NEP 2020 also recognizes immediate challenges. It calls for urgently ensuring that every student attains foundational literacy and numeracy by Class 3. The national mission on foundational literacy and numeracy, NIPUN Bharat, has been launched so that every child achieves foundational literacy and numeracy by class 3 by 2026-27.
It calls for governments at all levels to ensure that the medium of instruction up to at least Class 5 is in the mother tongue or local language for improving the learning process. Our government also focuses on local languages in higher education because it considers all languages as national languages. More than 200 technical books in local languages at the undergraduate level and for diploma courses have been launched. The government is trying to promote textbooks in engineering, medicine, and law in local and official languages. Efforts are being made to make entrance examinations available in all major languages.
We need to restore the high respect and status of the profession to inspire and motivate our teachers. Our government is focusing on providing opportunities for self-improvement and continuous professional development. Not only in school education, but the faculty of our colleges and universities shall also learn about the latest technologies and innovations and different forms of pedagogies. We are building world-class centers for teacher training. The current budget has also made provisions for digital teachers with an allocation of ₹6 crores.
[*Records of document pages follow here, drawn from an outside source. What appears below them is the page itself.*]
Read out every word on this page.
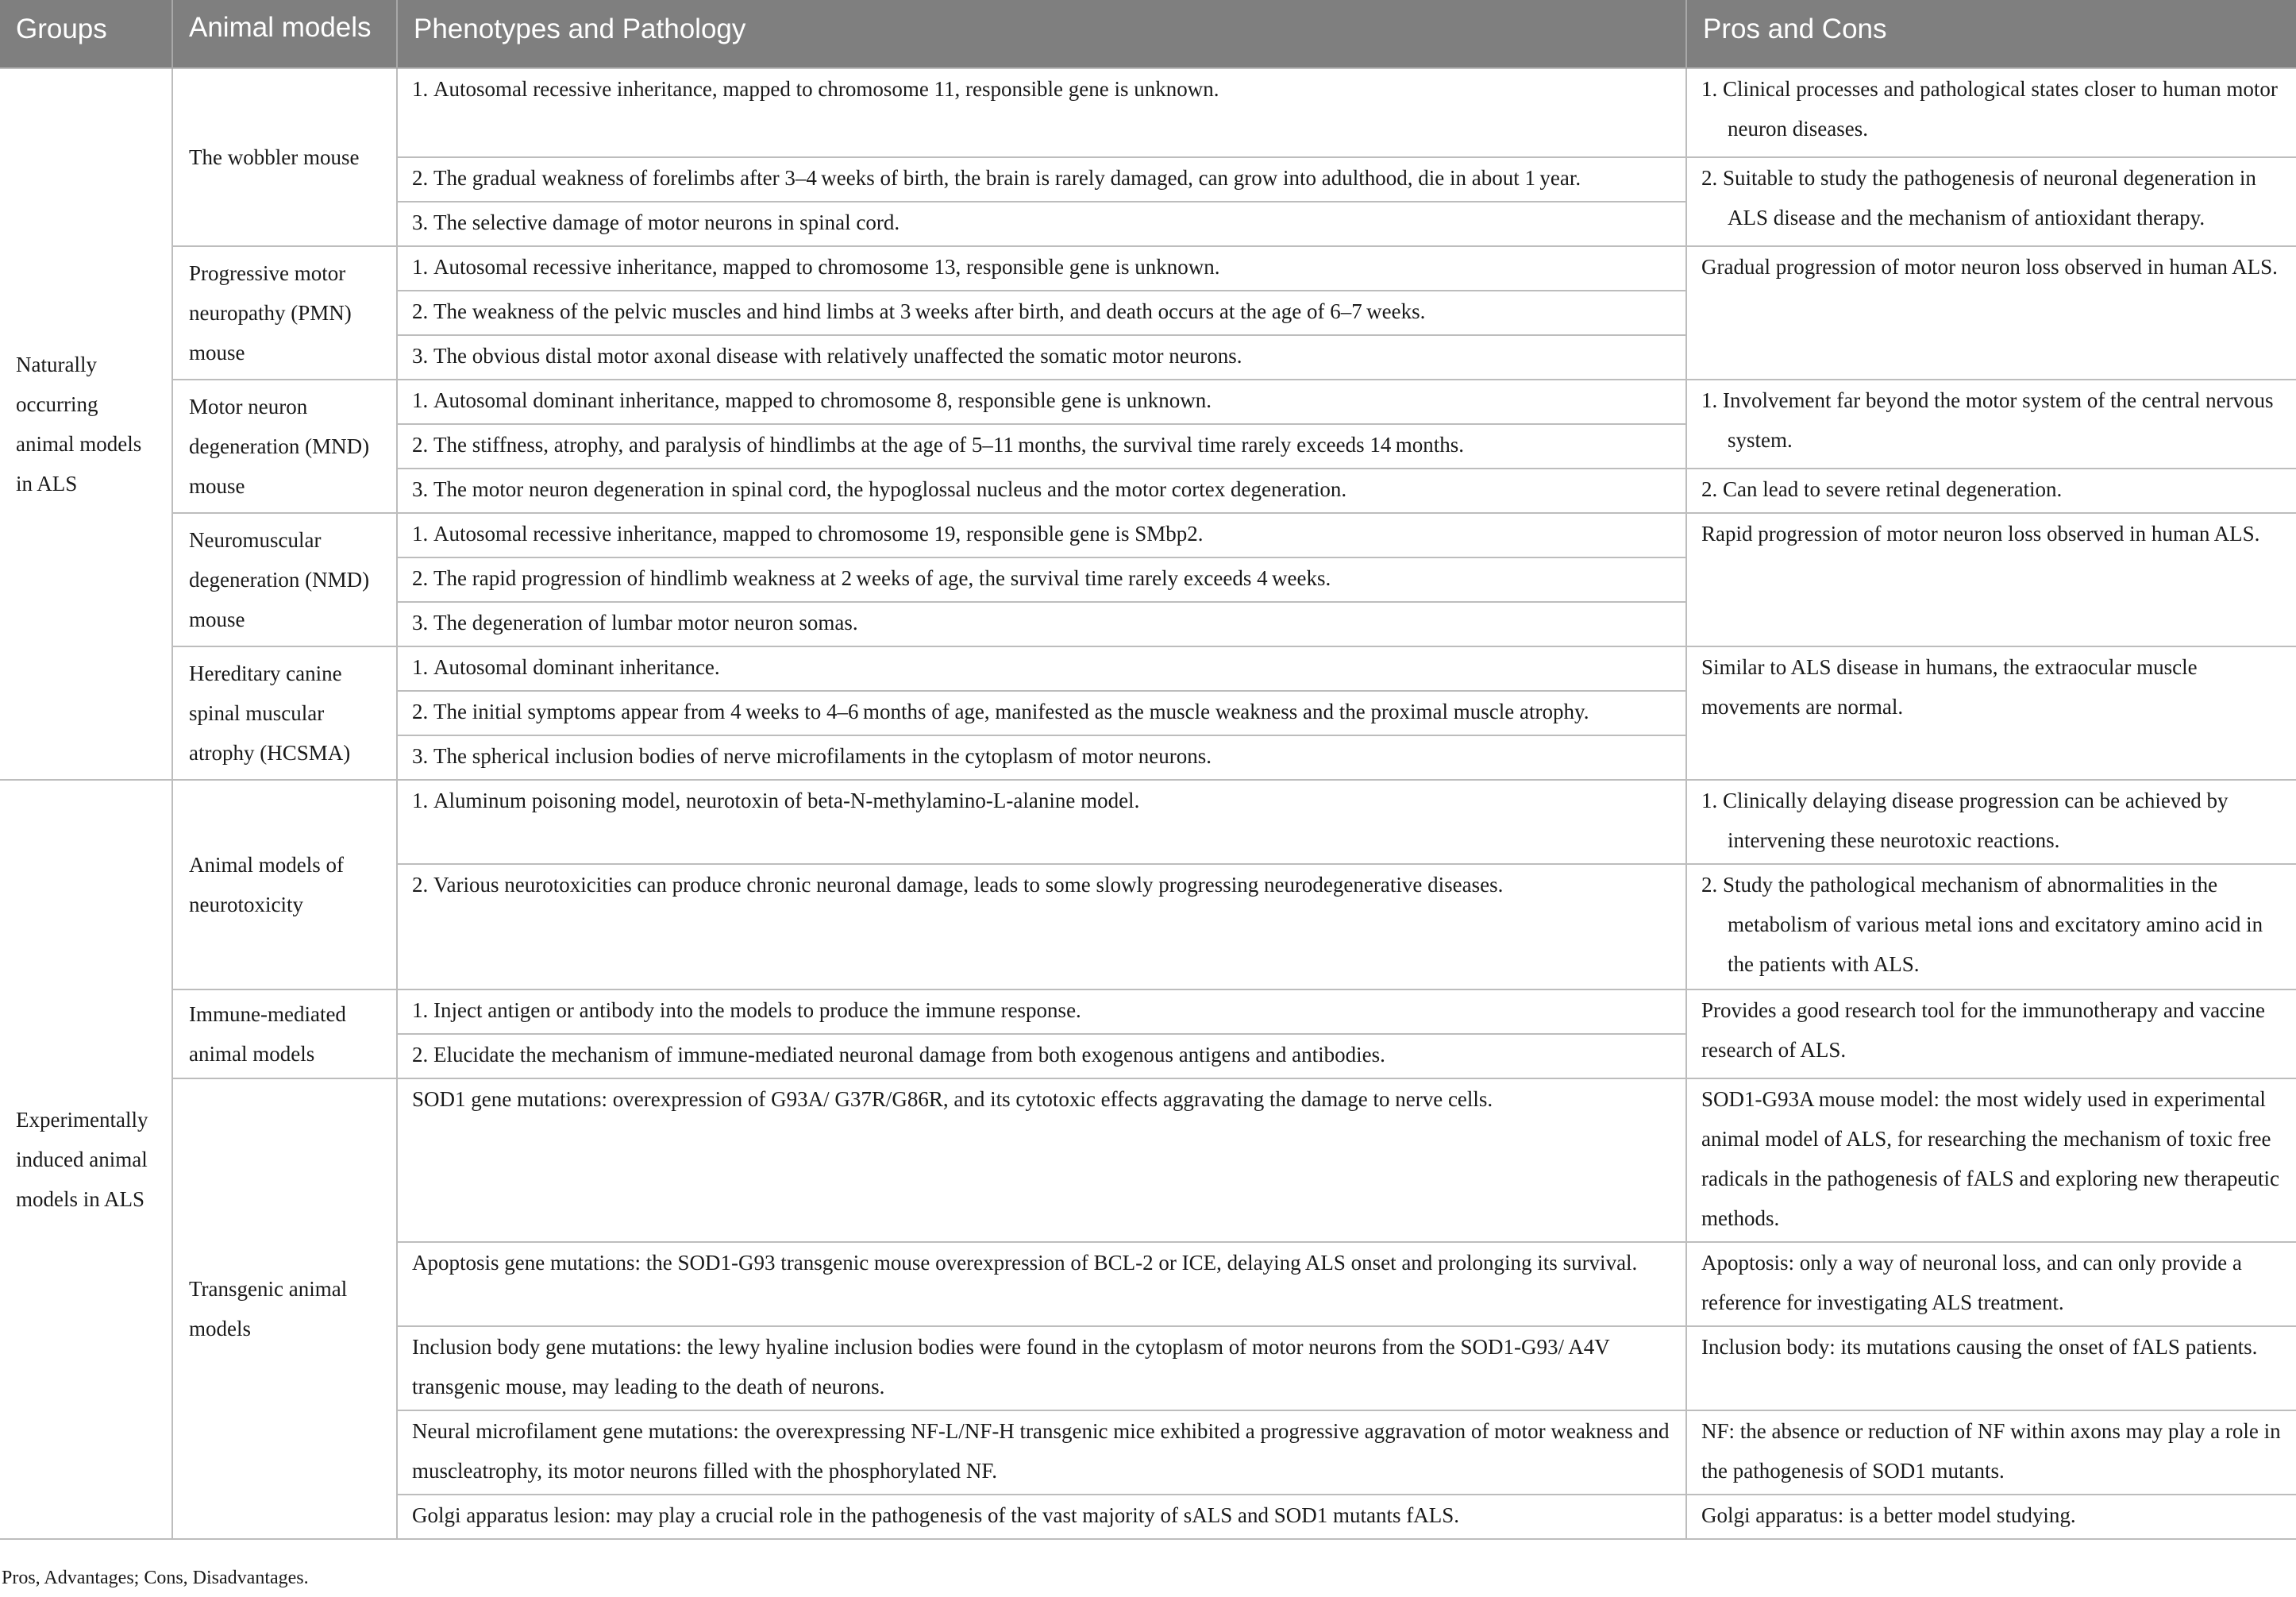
Groups	Animal models	Phenotypes and Pathology	Pros and Cons
Naturally occurring animal models in ALS	The wobbler mouse	1. Autosomal recessive inheritance, mapped to chromosome 11, responsible gene is unknown.	1. Clinical processes and pathological states closer to human motor neuron diseases.

		2. The gradual weakness of forelimbs after 3–4 weeks of birth, the brain is rarely damaged, can grow into adulthood, die in about 1 year.	2. Suitable to study the pathogenesis of neuronal degeneration in ALS disease and the mechanism of antioxidant therapy.

		3. The selective damage of motor neurons in spinal cord.	
	Progressive motor neuropathy (PMN) mouse	1. Autosomal recessive inheritance, mapped to chromosome 13, responsible gene is unknown.	Gradual progression of motor neuron loss observed in human ALS.
		2. The weakness of the pelvic muscles and hind limbs at 3 weeks after birth, and death occurs at the age of 6–7 weeks.	
		3. The obvious distal motor axonal disease with relatively unaffected the somatic motor neurons.	
	Motor neuron degeneration (MND) mouse	1. Autosomal dominant inheritance, mapped to chromosome 8, responsible gene is unknown.	1. Involvement far beyond the motor system of the central nervous system.

		2. The stiffness, atrophy, and paralysis of hindlimbs at the age of 5–11 months, the survival time rarely exceeds 14 months.	
		3. The motor neuron degeneration in spinal cord, the hypoglossal nucleus and the motor cortex degeneration.	2. Can lead to severe retinal degeneration.

	Neuromuscular degeneration (NMD) mouse	1. Autosomal recessive inheritance, mapped to chromosome 19, responsible gene is SMbp2.	Rapid progression of motor neuron loss observed in human ALS.
		2. The rapid progression of hindlimb weakness at 2 weeks of age, the survival time rarely exceeds 4 weeks.	
		3. The degeneration of lumbar motor neuron somas.	
	Hereditary canine spinal muscular atrophy (HCSMA)	1. Autosomal dominant inheritance.	Similar to ALS disease in humans, the extraocular muscle movements are normal.
		2. The initial symptoms appear from 4 weeks to 4–6 months of age, manifested as the muscle weakness and the proximal muscle atrophy.	
		3. The spherical inclusion bodies of nerve microfilaments in the cytoplasm of motor neurons.	
Experimentally induced animal models in ALS	Animal models of neurotoxicity	1. Aluminum poisoning model, neurotoxin of beta-N-methylamino-L-alanine model.	1. Clinically delaying disease progression can be achieved by intervening these neurotoxic reactions.

		2. Various neurotoxicities can produce chronic neuronal damage, leads to some slowly progressing neurodegenerative diseases.	2. Study the pathological mechanism of abnormalities in the metabolism of various metal ions and excitatory amino acid in the patients with ALS.

	Immune-mediated animal models	1. Inject antigen or antibody into the models to produce the immune response.	Provides a good research tool for the immunotherapy and vaccine research of ALS.
		2. Elucidate the mechanism of immune-mediated neuronal damage from both exogenous antigens and antibodies.	
	Transgenic animal models	SOD1 gene mutations: overexpression of G93A/ G37R/G86R, and its cytotoxic effects aggravating the damage to nerve cells.	SOD1-G93A mouse model: the most widely used in experimental animal model of ALS, for researching the mechanism of toxic free radicals in the pathogenesis of fALS and exploring new therapeutic methods.
		Apoptosis gene mutations: the SOD1-G93 transgenic mouse overexpression of BCL-2 or ICE, delaying ALS onset and prolonging its survival.	Apoptosis: only a way of neuronal loss, and can only provide a reference for investigating ALS treatment.
		Inclusion body gene mutations: the lewy hyaline inclusion bodies were found in the cytoplasm of motor neurons from the SOD1-G93/ A4V transgenic mouse, may leading to the death of neurons.	Inclusion body: its mutations causing the onset of fALS patients.
		Neural microfilament gene mutations: the overexpressing NF-L/NF-H transgenic mice exhibited a progressive aggravation of motor weakness and muscleatrophy, its motor neurons filled with the phosphorylated NF.	NF: the absence or reduction of NF within axons may play a role in the pathogenesis of SOD1 mutants.
		Golgi apparatus lesion: may play a crucial role in the pathogenesis of the vast majority of sALS and SOD1 mutants fALS.	Golgi apparatus: is a better model studying.
Pros, Advantages; Cons, Disadvantages.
The last two years have been unprecedented due to the pandemic and unexpected geopolitical events. However, the positive part is that this challenging time has given birth to innovations. A number of innovative models came up during the pandemic. Based on the principle that technology is an equalizer and enabler, the Union Budget made provisions for 200 new TV channels for education dissemination, allocating about ₹930 crores in five years.
Emergent technologies such as Artificial Intelligence, robotics, and automation provide ample opportunities and challenges, because scores of traditional jobs may fade away. But it will also bring roles more adapted to a new division of labour between humans, machines, and algorithms. Hence, the window of opportunity to reskill and upskill workers has become shorter, and one must act now to train the vast chunk of the youth.
The 21st century is a century of knowledge. India as one of the oldest civilisations and knowledge societies, has a natural advantage in becoming a “captain” in navigating emerging economies toward a prosperous future. I believe after the Constitution, NEP 2020 is one document which has been shaped after multiple levels of deliberations, discussions, and participatory dialogues across the country. Like the Constitution, NEP 2020 will lead us out of decades of dilemma and doubt and inculcate a deep-rooted pride in being Indian in thought, spirit, intellect, and deeds. It integrates students, teachers, parents, and society for holistic development and achieving their full human potential.
Our youth aspires to work as not just job-seekers but job-creators as well. If we can provide them with quality knowledge and skills, we will be able to make India the vishwaguru (world leader) our freedom fighters dreamt of. NEP 2020 is engendered to do just that. This will be our contribution to nation-building, as we mark 75 years of Independence.